A primeira questão a analisar prende-se com a figura do caso julgado formal, matéria invocada em sede recursiva como fundamento da revogação do despacho recorrido.
Refere então o art.º 613º, n.º 1 que, proferida a sentença, fica imediatamente esgotado o poder jurisdicional do juiz quanto à matéria da causa.
Este princípio - esgotamento do poder jurisdicional - justifica-se pela necessidade de evitar a insegurança e incerteza que adviriam da possibilidade de a decisão ser alterada pelo próprio tribunal que a proferiu, funcionando como um obstáculo ou travão à possibilidade de serem proferidas decisões discricionárias e arbitrárias.

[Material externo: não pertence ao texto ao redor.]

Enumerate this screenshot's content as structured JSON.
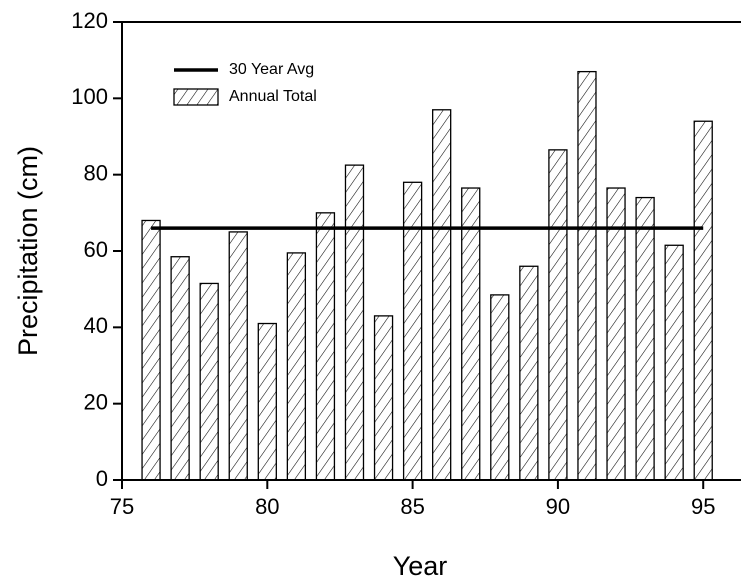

Assim, uma vez prolatada uma decisão, “o tribunal não a pode revogar, por perda de poder jurisdicional. Trata-se, pois, de uma regra de proibição do livre arbítrio e discricionariedade na estabilidade das decisões judiciais. (...) Graças a esta regra, antes mesmo do trânsito em julgado, uma decisão adquire com o seu proferimento um primeiro nível de estabilidade interna ou restrita, perante o próprio autor da decisão” (Rui Pinto “Código de Processo Civil Anotado”, Vol. II, pág. 174).
Também Alberto dos Reis (“Código de Processo Civil Anotado”, Vol. V, pág. 127) associa o princípio do esgotamento do poder jurisdicional a uma razão de ordem doutrinal e a uma razão de ordem pragmática, desde modo: “Razão doutrinal: o juiz, quando decide, cumpre um dever – o dever jurisdicional – que é a contrapartida do direito de acção e de defesa. Cumprido o dever, o magistrado fica em posição jurídica semelhante à do devedor que satisfaz a obrigação. Assim como o pagamento e as outras formas de cumprimento da obrigação exoneram o devedor, também o julgamento exonera o juiz; a obrigação que este tinha de resolver a questão proposta, extinguiu-se pela decisão. E como o poder jurisdicional só existe como instrumento destinado a habilitar o juiz a cumprir o dever que sobre ele impende, segue-se logicamente que, uma vez extinto o dever pelo respectivo cumprimento, o poder extingue-se e esgota-se.
A razão pragmática consiste na necessidade de assegurar a estabilidade da decisão jurisdicional. Que o tribunal superior possa, por via do recurso, alterar ou revogar a sentença ou despacho, é perfeitamente compreensível; que seja lícito ao próprio juiz reconsiderar e dar o dito por não dito, é de todo intolerável, sob pena de se criar a desordem, a incerteza, a confusão”.
Da extinção do poder jurisdicional consequente ao proferimento da decisão decorrem dois efeitos: um positivo, que se traduz na vinculação do tribunal à decisão que proferiu; outro negativo, consistente na insusceptibilidade de o tribunal que proferiu a decisão tomar a iniciativa de a modificar ou revogar -cfr. Abrantes Geraldes, Paulo Pimenta e Luís Pires de Sousa, “Código de Processo Civil Anotado”, 2.ª ed., Vol. I, pág. 762.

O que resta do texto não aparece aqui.